Petugas Satuan Reserse dan Kriminal (Satreskrim) Polres Ciamis berhasil membekuk pelaku yang berprofesi sebagai pekerja bengkel motor ini pada Minggu, 17 Desember 2017, setelah mayat istrinya ditemukan Jumat, 15 Desember 2017. Pengungkapan kasus itu berawal dari informasi keluarga korban mengenai pelaku sering berbuat kasar dan sedang dalam proses perceraian. Petugas menangkap AF di tempat persembuyian di rumah saudaranya di Kecamatan Langkap Lancar Pangandaran.
Kepala Satuan (Kasat) Reserse dan Kriminal (Reskrim) Polres Ciamis AKP Hendra Virmanto memaparkan, berdasarkan pengakuan Agus, dia nekat membunuh istrinya setelah gagal membujuknya untuk berhenti bekerja di tempat hiburan malam di kawasan objek wisata Pangandaran. Sang istri malah terus menuntut untuk segera menceraikannya.
“Istri pelaku ini bekerja sebagai pemandu lagu di tempat hiburan malam, tapi freelance. Pelaku mengaku sudah memohon agar istrinya berhenti bekerja di sana, tapi istrinya menolak,” ujar AKP Hendra Virmanto saat pemaparan kasus penbunuhan itu di Mapolres Ciamis, Selasa (2/1/2017).
Pelaku yang tengah terdorong rasa amarah langsung memukul dan mencekik korban hingga tewas dan membuang mayatnya ke pinggir Pantai Pangandaran. Pelaku juga sempat membuka pakaian korban untuk mengelabui perbuatannya. Dengan demikian, korban seolah-olah menjadi korban kejahatan seksual.
“Kejadiannya dilakukan seperti kelihatan pemerkosaan. Celana dalam diturunkan, baju diangkat, dan seperti ada perlawanan. Namun, salah satu kecurigaan kami, suaminya tidak melapor soal istrinya yang meninggal,” kata Hendra.

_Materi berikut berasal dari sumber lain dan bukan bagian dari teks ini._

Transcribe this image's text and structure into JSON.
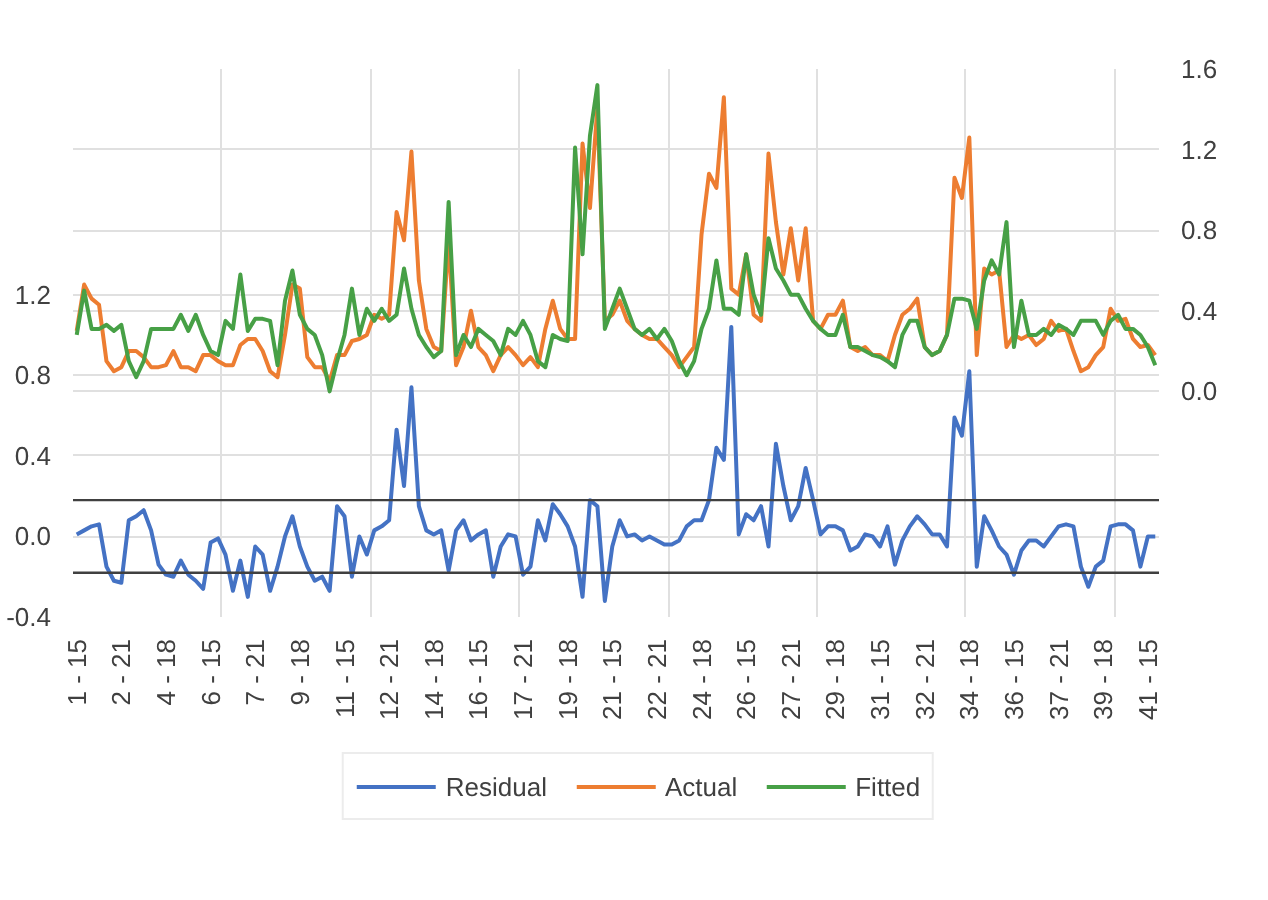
{
  "chart_data": {
    "type": "line",
    "categories": [
      "1 - 15",
      null,
      null,
      null,
      null,
      null,
      "2 - 21",
      null,
      null,
      null,
      null,
      null,
      "4 - 18",
      null,
      null,
      null,
      null,
      null,
      "6 - 15",
      null,
      null,
      null,
      null,
      null,
      "7 - 21",
      null,
      null,
      null,
      null,
      null,
      "9 - 18",
      null,
      null,
      null,
      null,
      null,
      "11 - 15",
      null,
      null,
      null,
      null,
      null,
      "12 - 21",
      null,
      null,
      null,
      null,
      null,
      "14 - 18",
      null,
      null,
      null,
      null,
      null,
      "16 - 15",
      null,
      null,
      null,
      null,
      null,
      "17 - 21",
      null,
      null,
      null,
      null,
      null,
      "19 - 18",
      null,
      null,
      null,
      null,
      null,
      "21 - 15",
      null,
      null,
      null,
      null,
      null,
      "22 - 21",
      null,
      null,
      null,
      null,
      null,
      "24 - 18",
      null,
      null,
      null,
      null,
      null,
      "26 - 15",
      null,
      null,
      null,
      null,
      null,
      "27 - 21",
      null,
      null,
      null,
      null,
      null,
      "29 - 18",
      null,
      null,
      null,
      null,
      null,
      "31 - 15",
      null,
      null,
      null,
      null,
      null,
      "32 - 21",
      null,
      null,
      null,
      null,
      null,
      "34 - 18",
      null,
      null,
      null,
      null,
      null,
      "36 - 15",
      null,
      null,
      null,
      null,
      null,
      "37 - 21",
      null,
      null,
      null,
      null,
      null,
      "39 - 18",
      null,
      null,
      null,
      null,
      null,
      "41 - 15",
      null
    ],
    "series": [
      {
        "name": "Residual",
        "color": "#4472c4",
        "values": [
          0.01,
          0.03,
          0.05,
          0.06,
          -0.15,
          -0.22,
          -0.23,
          0.08,
          0.1,
          0.13,
          0.03,
          -0.14,
          -0.19,
          -0.2,
          -0.12,
          -0.19,
          -0.22,
          -0.26,
          -0.03,
          -0.01,
          -0.09,
          -0.27,
          -0.12,
          -0.3,
          -0.05,
          -0.09,
          -0.27,
          -0.15,
          0.0,
          0.1,
          -0.05,
          -0.15,
          -0.22,
          -0.2,
          -0.27,
          0.15,
          0.1,
          -0.2,
          0.0,
          -0.09,
          0.03,
          0.05,
          0.08,
          0.53,
          0.25,
          0.74,
          0.15,
          0.03,
          0.01,
          0.03,
          -0.17,
          0.03,
          0.08,
          -0.02,
          0.01,
          0.03,
          -0.2,
          -0.05,
          0.01,
          0.0,
          -0.19,
          -0.15,
          0.08,
          -0.02,
          0.16,
          0.11,
          0.05,
          -0.05,
          -0.3,
          0.18,
          0.15,
          -0.32,
          -0.05,
          0.08,
          0.0,
          0.01,
          -0.02,
          0.0,
          -0.02,
          -0.04,
          -0.04,
          -0.02,
          0.05,
          0.08,
          0.08,
          0.18,
          0.44,
          0.38,
          1.04,
          0.01,
          0.11,
          0.08,
          0.15,
          -0.05,
          0.46,
          0.25,
          0.08,
          0.15,
          0.34,
          0.18,
          0.01,
          0.05,
          0.05,
          0.03,
          -0.07,
          -0.05,
          0.01,
          0.0,
          -0.05,
          0.05,
          -0.14,
          -0.02,
          0.05,
          0.1,
          0.06,
          0.01,
          0.01,
          -0.05,
          0.59,
          0.5,
          0.82,
          -0.15,
          0.1,
          0.03,
          -0.05,
          -0.09,
          -0.19,
          -0.07,
          -0.02,
          -0.02,
          -0.05,
          0.0,
          0.05,
          0.06,
          0.05,
          -0.15,
          -0.25,
          -0.15,
          -0.12,
          0.05,
          0.06,
          0.06,
          0.03,
          -0.15,
          0.0,
          0.0
        ]
      },
      {
        "name": "Actual",
        "color": "#ed7d31",
        "axis": "y2",
        "values": [
          0.3,
          0.53,
          0.46,
          0.43,
          0.15,
          0.1,
          0.12,
          0.2,
          0.2,
          0.17,
          0.12,
          0.12,
          0.13,
          0.2,
          0.12,
          0.12,
          0.1,
          0.18,
          0.18,
          0.15,
          0.13,
          0.13,
          0.23,
          0.26,
          0.26,
          0.2,
          0.1,
          0.07,
          0.28,
          0.53,
          0.51,
          0.17,
          0.12,
          0.12,
          0.05,
          0.18,
          0.18,
          0.25,
          0.26,
          0.28,
          0.38,
          0.36,
          0.38,
          0.89,
          0.75,
          1.19,
          0.55,
          0.31,
          0.22,
          0.2,
          0.75,
          0.13,
          0.22,
          0.4,
          0.22,
          0.18,
          0.1,
          0.18,
          0.22,
          0.18,
          0.13,
          0.17,
          0.12,
          0.31,
          0.45,
          0.31,
          0.26,
          0.26,
          1.23,
          0.91,
          1.41,
          0.35,
          0.38,
          0.45,
          0.35,
          0.31,
          0.28,
          0.26,
          0.26,
          0.22,
          0.18,
          0.12,
          0.17,
          0.22,
          0.78,
          1.08,
          1.01,
          1.46,
          0.51,
          0.48,
          0.68,
          0.38,
          0.35,
          1.18,
          0.84,
          0.58,
          0.81,
          0.55,
          0.81,
          0.35,
          0.31,
          0.38,
          0.38,
          0.45,
          0.22,
          0.2,
          0.22,
          0.18,
          0.18,
          0.15,
          0.28,
          0.38,
          0.41,
          0.46,
          0.22,
          0.18,
          0.2,
          0.28,
          1.06,
          0.96,
          1.26,
          0.18,
          0.61,
          0.58,
          0.6,
          0.22,
          0.28,
          0.26,
          0.28,
          0.23,
          0.26,
          0.35,
          0.3,
          0.31,
          0.2,
          0.1,
          0.12,
          0.18,
          0.22,
          0.41,
          0.35,
          0.36,
          0.26,
          0.22,
          0.23,
          0.18
        ]
      },
      {
        "name": "Fitted",
        "color": "#47a046",
        "axis": "y2",
        "values": [
          0.28,
          0.5,
          0.31,
          0.31,
          0.33,
          0.3,
          0.33,
          0.15,
          0.07,
          0.15,
          0.31,
          0.31,
          0.31,
          0.31,
          0.38,
          0.3,
          0.38,
          0.28,
          0.2,
          0.18,
          0.35,
          0.31,
          0.58,
          0.3,
          0.36,
          0.36,
          0.35,
          0.13,
          0.45,
          0.6,
          0.38,
          0.31,
          0.28,
          0.18,
          0.0,
          0.15,
          0.28,
          0.51,
          0.28,
          0.41,
          0.35,
          0.41,
          0.35,
          0.38,
          0.61,
          0.41,
          0.28,
          0.22,
          0.17,
          0.2,
          0.94,
          0.18,
          0.28,
          0.22,
          0.31,
          0.28,
          0.25,
          0.18,
          0.31,
          0.28,
          0.35,
          0.28,
          0.15,
          0.12,
          0.28,
          0.26,
          0.25,
          1.21,
          0.68,
          1.27,
          1.52,
          0.31,
          0.41,
          0.51,
          0.41,
          0.31,
          0.28,
          0.31,
          0.26,
          0.31,
          0.25,
          0.15,
          0.08,
          0.15,
          0.31,
          0.41,
          0.65,
          0.41,
          0.41,
          0.38,
          0.68,
          0.48,
          0.38,
          0.76,
          0.61,
          0.55,
          0.48,
          0.48,
          0.41,
          0.35,
          0.31,
          0.28,
          0.28,
          0.38,
          0.22,
          0.22,
          0.2,
          0.18,
          0.17,
          0.15,
          0.12,
          0.28,
          0.35,
          0.35,
          0.22,
          0.18,
          0.2,
          0.28,
          0.46,
          0.46,
          0.45,
          0.31,
          0.55,
          0.65,
          0.58,
          0.84,
          0.22,
          0.45,
          0.28,
          0.28,
          0.31,
          0.28,
          0.33,
          0.31,
          0.28,
          0.35,
          0.35,
          0.35,
          0.28,
          0.35,
          0.38,
          0.31,
          0.31,
          0.28,
          0.22,
          0.13
        ]
      }
    ],
    "ylim": [
      -0.4,
      2.32
    ],
    "yticks": [
      -0.4,
      {
        "value": 0,
        "label": "0.0"
      },
      0.4,
      0.8,
      1.2
    ],
    "y2lim": [
      -1.12,
      1.6
    ],
    "y2ticks": [
      {
        "value": 0,
        "label": "0.0"
      },
      0.4,
      0.8,
      1.2,
      1.6
    ],
    "ref_lines": [
      {
        "axis": "y",
        "value": 0.18,
        "label": null,
        "color": "#404040"
      },
      {
        "axis": "y",
        "value": -0.18,
        "label": null,
        "color": "#404040"
      }
    ],
    "grid": true,
    "legend": "bottom",
    "marker": "none",
    "line_style": "solid"
  }
}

Jenazah korban awalnya ditemukan pada Jumat, 15 Desember 2017 lalu. Warga dan pengunjung objek wisata Pangandaran geger setelah menemukan mayat seorang perempuan dalam kondisi setengah telanjang dan tanpa identitas di semak-semak kawasan bibir Pantai Pangandaran. Mulut korban terlihat mengeluarkan darah, ada luka lebam dan bekas cekikan di sekitar leher, serta luka berdarah di kemaluan korban.
“Untuk mempertanggungjawabkan perbuatannya, pelaku AF dijerat pasal 338 subsider 340 KUHP tentang menghilangkan nyawa orang lain dengan ancaman 15 tahun penjara,” kata Hendra Virmanto.